@dailyshite it's the same story with my DDs' birth mum. She's had 4 babies taken off her (including my 2 DDs), as well as 2 stillbirths. It's heartbreaking. She grew up in care and was in many different children's homes as a teenager, and her partner (the birth father of 3 of her DC including my DDs) had a dysfunctional childhood and has serious anger issues. The police are regularly called to their house because of the DV but they can't do without each other.
Apparently, the birth mum enjoys the process of becoming pregnant and having babies, and keeps thinking this time it will be different.
SS had no choice but to remove her DC, because of the DV and her learning difficulties, but the awful thing is that their involvement in her life as a child made her problems worse not better.
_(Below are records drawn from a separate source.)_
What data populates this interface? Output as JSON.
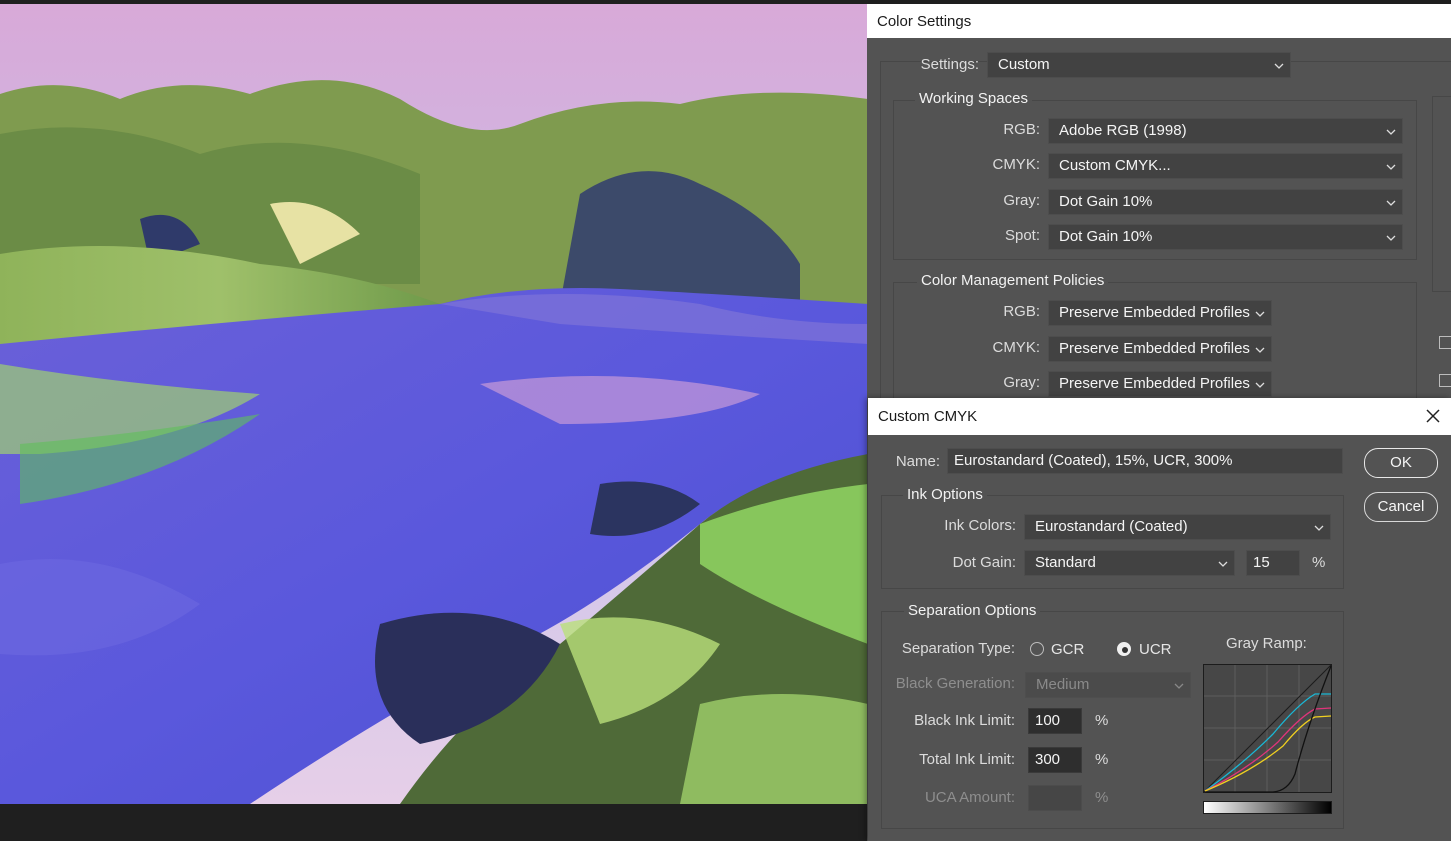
{
  "color_settings": {
    "title": "Color Settings",
    "settings_label": "Settings:",
    "settings_value": "Custom",
    "working_spaces": {
      "label": "Working Spaces",
      "rgb_label": "RGB:",
      "rgb_value": "Adobe RGB (1998)",
      "cmyk_label": "CMYK:",
      "cmyk_value": "Custom CMYK...",
      "gray_label": "Gray:",
      "gray_value": "Dot Gain 10%",
      "spot_label": "Spot:",
      "spot_value": "Dot Gain 10%"
    },
    "policies": {
      "label": "Color Management Policies",
      "rgb_label": "RGB:",
      "rgb_value": "Preserve Embedded Profiles",
      "cmyk_label": "CMYK:",
      "cmyk_value": "Preserve Embedded Profiles",
      "gray_label": "Gray:",
      "gray_value": "Preserve Embedded Profiles"
    }
  },
  "custom_cmyk": {
    "title": "Custom CMYK",
    "name_label": "Name:",
    "name_value": "Eurostandard (Coated), 15%, UCR, 300%",
    "ok_label": "OK",
    "cancel_label": "Cancel",
    "ink_options": {
      "label": "Ink Options",
      "ink_colors_label": "Ink Colors:",
      "ink_colors_value": "Eurostandard (Coated)",
      "dot_gain_label": "Dot Gain:",
      "dot_gain_value": "Standard",
      "dot_gain_amount": "15",
      "percent": "%"
    },
    "separation": {
      "label": "Separation Options",
      "type_label": "Separation Type:",
      "gcr_label": "GCR",
      "ucr_label": "UCR",
      "selected": "UCR",
      "black_gen_label": "Black Generation:",
      "black_gen_value": "Medium",
      "black_ink_label": "Black Ink Limit:",
      "black_ink_value": "100",
      "total_ink_label": "Total Ink Limit:",
      "total_ink_value": "300",
      "uca_label": "UCA Amount:",
      "uca_value": "",
      "percent": "%",
      "gray_ramp_label": "Gray Ramp:"
    }
  },
  "colors": {
    "dialog_bg": "#535353",
    "ramp_cyan": "#19b8d6",
    "ramp_magenta": "#e0347a",
    "ramp_yellow": "#f0d020",
    "ramp_black": "#111111"
  }
}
The background was abusive, but her going into care didn't help at all.
We're breaking the cycle now, as are the respective parents of the other 2 DC, but the damage is very much there to be seen. DD1 (9) has violent meltdowns and she's lashed out at me and DD2 numerous times, as well as trashed the house. She's about to start therapy soon, so I'm hoping that it will help her turn a corner. She's a lovely girl at other times, very loving and well bonded with us.
In defence of SS, they've made mistakes along the way, but, faced with dysfunctional families, it must be so hard to make the right call. Also, they're damned if they do and damned if they don't. Think what happens when a child dies as a result of abuse, they're pilloried for not acting sooner to remove the child.